Del pari evidente è che, sulla base della citata convenzione internazionale di assistenza giudiziaria, l'atto probatorio assunto all'estero per rogatoria non può che essere espletato nelle forme proprie dello Stato richiesto, ove sono ovviamente inapplicabili le regole processuali proprie dello Stato richiedente.

Peraltro -- è appena il caso di sottolineare -- non potendo certamente essere imposto in sede internazionale (in difetto di diversa norma pattizia), il principio dell'obbligatorietà della presenza del difensore nell'assunzione delle prove dibattimentali, anche l'accoglimento della questione, in ipotesi, non potrebbe avere altro effetto che quello di precludere del tutto all'Autorità giudiziaria italiana qualsiasi possibilità di formulare richieste di rogatoria.

Occorre, invece, distinguere tra norme che regolano l'assunzione della prova e norme che ne disciplinano l'utilizzazione.
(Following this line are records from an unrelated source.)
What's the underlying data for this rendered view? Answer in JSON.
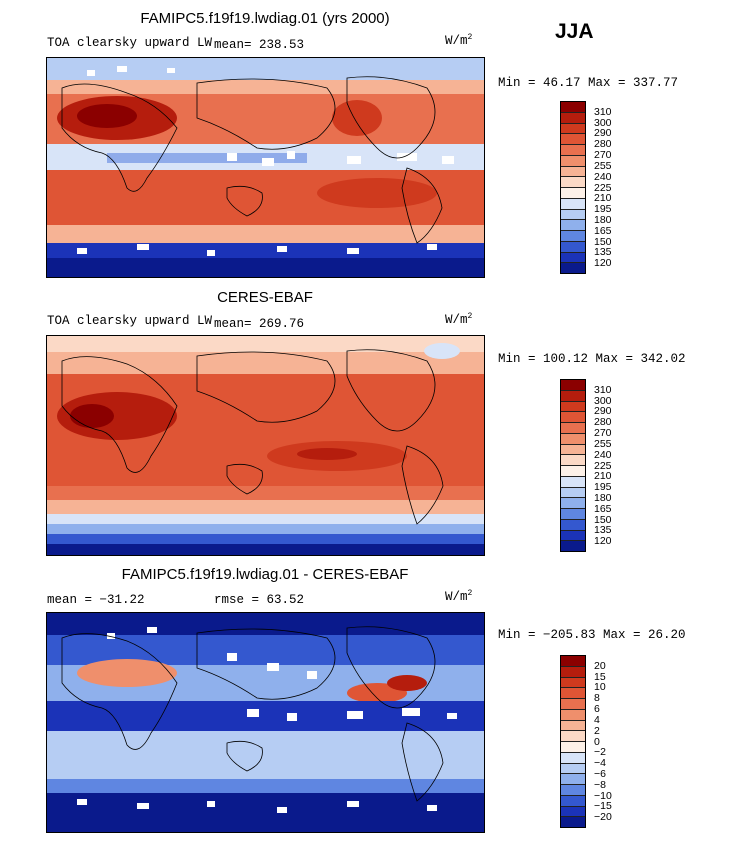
{
  "season": "JJA",
  "units": {
    "base": "W/m",
    "exp": "2"
  },
  "panels": [
    {
      "title": "FAMIPC5.f19f19.lwdiag.01 (yrs 2000)",
      "variable": "TOA clearsky upward LW",
      "mean_label": "mean=  238.53",
      "minmax": "Min =  46.17 Max = 337.77",
      "levels": [
        "310",
        "300",
        "290",
        "280",
        "270",
        "255",
        "240",
        "225",
        "210",
        "195",
        "180",
        "165",
        "150",
        "135",
        "120"
      ],
      "colors": [
        "#8b0000",
        "#b51d0d",
        "#cf3a1e",
        "#df5535",
        "#e8704f",
        "#ef8f6c",
        "#f6b395",
        "#fbd9c6",
        "#fdf1e8",
        "#d8e4f8",
        "#b6cdf3",
        "#8fb0ec",
        "#5f86e1",
        "#3458cf",
        "#1b33b8",
        "#0a1a8c"
      ]
    },
    {
      "title": "CERES-EBAF",
      "variable": "TOA clearsky upward LW",
      "mean_label": "mean=  269.76",
      "minmax": "Min = 100.12 Max = 342.02",
      "levels": [
        "310",
        "300",
        "290",
        "280",
        "270",
        "255",
        "240",
        "225",
        "210",
        "195",
        "180",
        "165",
        "150",
        "135",
        "120"
      ],
      "colors": [
        "#8b0000",
        "#b51d0d",
        "#cf3a1e",
        "#df5535",
        "#e8704f",
        "#ef8f6c",
        "#f6b395",
        "#fbd9c6",
        "#fdf1e8",
        "#d8e4f8",
        "#b6cdf3",
        "#8fb0ec",
        "#5f86e1",
        "#3458cf",
        "#1b33b8",
        "#0a1a8c"
      ]
    },
    {
      "title": "FAMIPC5.f19f19.lwdiag.01 - CERES-EBAF",
      "mean_label": "mean = −31.22",
      "rmse_label": "rmse =   63.52",
      "minmax": "Min = −205.83 Max =  26.20",
      "levels": [
        "20",
        "15",
        "10",
        "8",
        "6",
        "4",
        "2",
        "0",
        "−2",
        "−4",
        "−6",
        "−8",
        "−10",
        "−15",
        "−20"
      ],
      "colors": [
        "#8b0000",
        "#b51d0d",
        "#cf3a1e",
        "#df5535",
        "#e8704f",
        "#ef8f6c",
        "#f6b395",
        "#fbd9c6",
        "#fdf1e8",
        "#d8e4f8",
        "#b6cdf3",
        "#8fb0ec",
        "#5f86e1",
        "#3458cf",
        "#1b33b8",
        "#0a1a8c"
      ]
    }
  ]
}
Sul punto non può essere condivisa l'affermazione del giudice remittente secondo cui le prove assunte nel rispetto della Convenzione sono, per ciò stesso, pienamente utilizzabili; nulla afferma la Convenzione sulla utilizzabilità delle prove assunte per rogatoria, nè dalle suddette norme, o da altro, può ricavarsi il principio della rinuncia del giudice nazionale a verificare, in piena indi pendenza e secondo i principi fondamentali del proprio ordinamento, se le modalità con cui l'atto è stato assunto lo rendano utilizzabile come prova.
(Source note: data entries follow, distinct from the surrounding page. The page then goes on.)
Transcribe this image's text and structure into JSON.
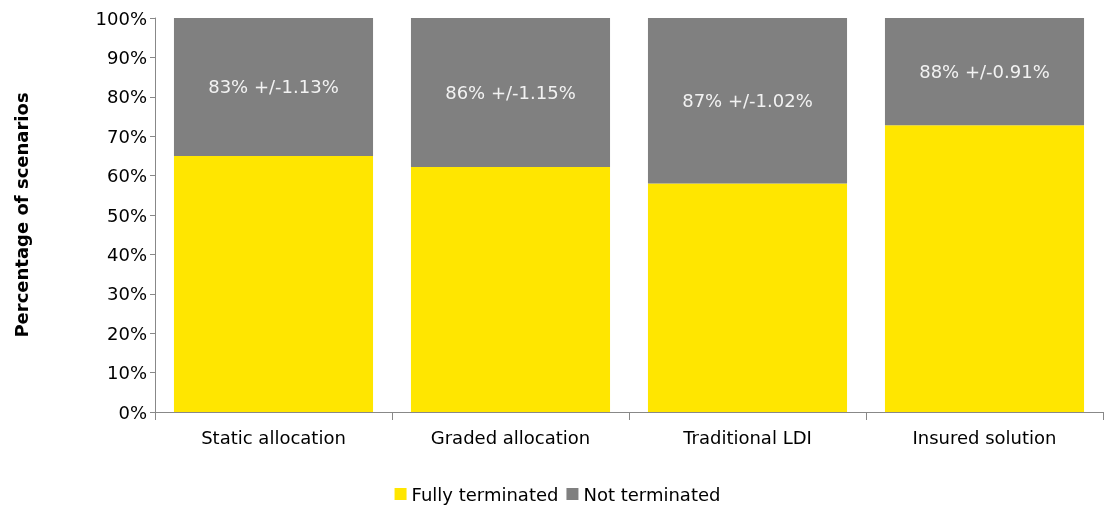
{
  "chart_data": {
    "type": "bar",
    "stacked": true,
    "ylabel": "Percentage of scenarios",
    "categories": [
      "Static allocation",
      "Graded allocation",
      "Traditional LDI",
      "Insured solution"
    ],
    "series": [
      {
        "name": "Fully terminated",
        "color": "#ffe600",
        "values": [
          65,
          62.2,
          58,
          72.8
        ]
      },
      {
        "name": "Not terminated",
        "color": "#808080",
        "values": [
          35,
          37.8,
          42,
          27.2
        ]
      }
    ],
    "ylim": [
      0,
      100
    ],
    "yticks": [
      {
        "value": 0,
        "label": "0%"
      },
      {
        "value": 10,
        "label": "10%"
      },
      {
        "value": 20,
        "label": "20%"
      },
      {
        "value": 30,
        "label": "30%"
      },
      {
        "value": 40,
        "label": "40%"
      },
      {
        "value": 50,
        "label": "50%"
      },
      {
        "value": 60,
        "label": "60%"
      },
      {
        "value": 70,
        "label": "70%"
      },
      {
        "value": 80,
        "label": "80%"
      },
      {
        "value": 90,
        "label": "90%"
      },
      {
        "value": 100,
        "label": "100%"
      }
    ],
    "annotations": [
      "83% +/-1.13%",
      "86% +/-1.15%",
      "87% +/-1.02%",
      "88% +/-0.91%"
    ],
    "grid": false,
    "legend": "bottom"
  }
}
In breve, posto che la domanda di assistenza giudiziaria crea un rapporto tra Stati, ciascuno dei quali si presenta nel proprio ordine indipendente e sovrano, il medesimo principio postula che, da un lato, l'esecuzione materiale degli atti richiesti debba necessariamente avvenire nei modi previsti dalla lex fori e, dall'altro, che la valutazione delle attività espletate (ossia degli effetti che a detti atti possono essere riconosciuti) vada condotta alla stregua dell'ordinamento dello Stato richiedente.

Nè il contrario orientamento espresso dal giudice a quo può essere considerato diritto vivente, posto che altre decisioni della medesima Corte hanno da tempo avvertito che, ai fini della utilizzabilità di un atto, non basta che questo risulti compiuto secondo le regole vigenti nello Stato in cui è stato assunto, ma occorre anche che dette modalità non si pongano in contrasto con le leggi interne proibitive concernenti le persone e gli atti e con quelle che, in qualsiasi modo, riguardino l'ordine pubblico, tra le quali, prime tra tutte, quelle che riguardano l'esercizio inderogabile dei diritti della difesa.
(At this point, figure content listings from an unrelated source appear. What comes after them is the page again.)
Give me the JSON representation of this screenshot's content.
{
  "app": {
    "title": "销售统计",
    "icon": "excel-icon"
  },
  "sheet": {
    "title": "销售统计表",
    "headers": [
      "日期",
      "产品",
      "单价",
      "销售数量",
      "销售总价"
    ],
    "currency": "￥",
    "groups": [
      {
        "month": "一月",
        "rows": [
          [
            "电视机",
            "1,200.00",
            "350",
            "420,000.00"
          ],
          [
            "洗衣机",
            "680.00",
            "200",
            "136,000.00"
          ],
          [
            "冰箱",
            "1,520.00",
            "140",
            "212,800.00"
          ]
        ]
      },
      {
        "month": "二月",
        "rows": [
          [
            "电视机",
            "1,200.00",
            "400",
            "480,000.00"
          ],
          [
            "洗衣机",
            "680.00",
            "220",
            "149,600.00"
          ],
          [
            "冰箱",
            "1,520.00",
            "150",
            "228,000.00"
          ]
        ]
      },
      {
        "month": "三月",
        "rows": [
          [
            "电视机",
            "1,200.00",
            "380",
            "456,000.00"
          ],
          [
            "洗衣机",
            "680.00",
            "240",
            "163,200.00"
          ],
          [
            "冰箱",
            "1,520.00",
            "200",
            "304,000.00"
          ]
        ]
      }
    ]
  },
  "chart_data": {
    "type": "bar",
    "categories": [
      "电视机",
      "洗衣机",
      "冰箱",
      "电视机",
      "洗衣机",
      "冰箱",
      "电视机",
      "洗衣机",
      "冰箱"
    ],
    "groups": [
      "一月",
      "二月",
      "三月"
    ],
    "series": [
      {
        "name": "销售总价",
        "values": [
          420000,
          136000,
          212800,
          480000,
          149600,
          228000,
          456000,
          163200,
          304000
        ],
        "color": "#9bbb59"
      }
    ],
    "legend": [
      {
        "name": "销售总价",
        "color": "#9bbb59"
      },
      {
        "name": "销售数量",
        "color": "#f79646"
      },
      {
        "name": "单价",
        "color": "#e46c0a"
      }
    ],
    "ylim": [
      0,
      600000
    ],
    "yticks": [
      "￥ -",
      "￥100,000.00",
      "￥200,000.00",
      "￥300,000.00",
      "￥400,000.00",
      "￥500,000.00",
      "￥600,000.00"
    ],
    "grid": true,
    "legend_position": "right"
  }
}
La norma impugnata, quindi, sulla base di un'interpretazione costituzionalmente vincolata dal rispetto della garanzia sancita dal secondo comma dell'art. 24 della Costituzione, non solo consente che il giudice italiano, prima dell'espletamento dell'atto, si avvalga di tutte le facoltà riconosciutegli dalla Convenzione medesima per ottenere il consenso dello Stato richiesto in ordine alla presenza delle parti interessate (e dei rispettivi difensori), ma non preclude in alcun modo all'Autorità giudiziaria di procedere alla valutazione della eventuale contrarietà, ai principi fondamentali del nostro ordinamento, dell'atto assunto per rogatoria, e, quindi, di accertare, caso per caso, se il contenuto dello stesso, per le modalità con cui si è formato, possa o meno essere utilizzato.

PER QUESTI MOTIVI

LA CORTE COSTITUZIONALE

dichiara non fondata, nei sensi di cui in motivazione, la questione di legittimità costituzionale dell'art. 2 della legge 23 febbraio 1961, n. 215 (Ratifica ed esecuzione della Convenzione europea di assistenza giudiziaria in materia penale, firmata a Strasburgo il 20 aprile 1959) sollevata, in riferimento all'art. 24 della Costituzione, dalla Corte di cassazione con l'ordinanza in epigrafe.

Così deciso in Roma, nella sede della Corte costituzionale, Palazzo della Consulta, il 13 luglio 1995.

Antonio BALDASSARRE, Presidente

Mauro FERRI, Redattore

Depositata in cancelleria il 25 luglio 1995.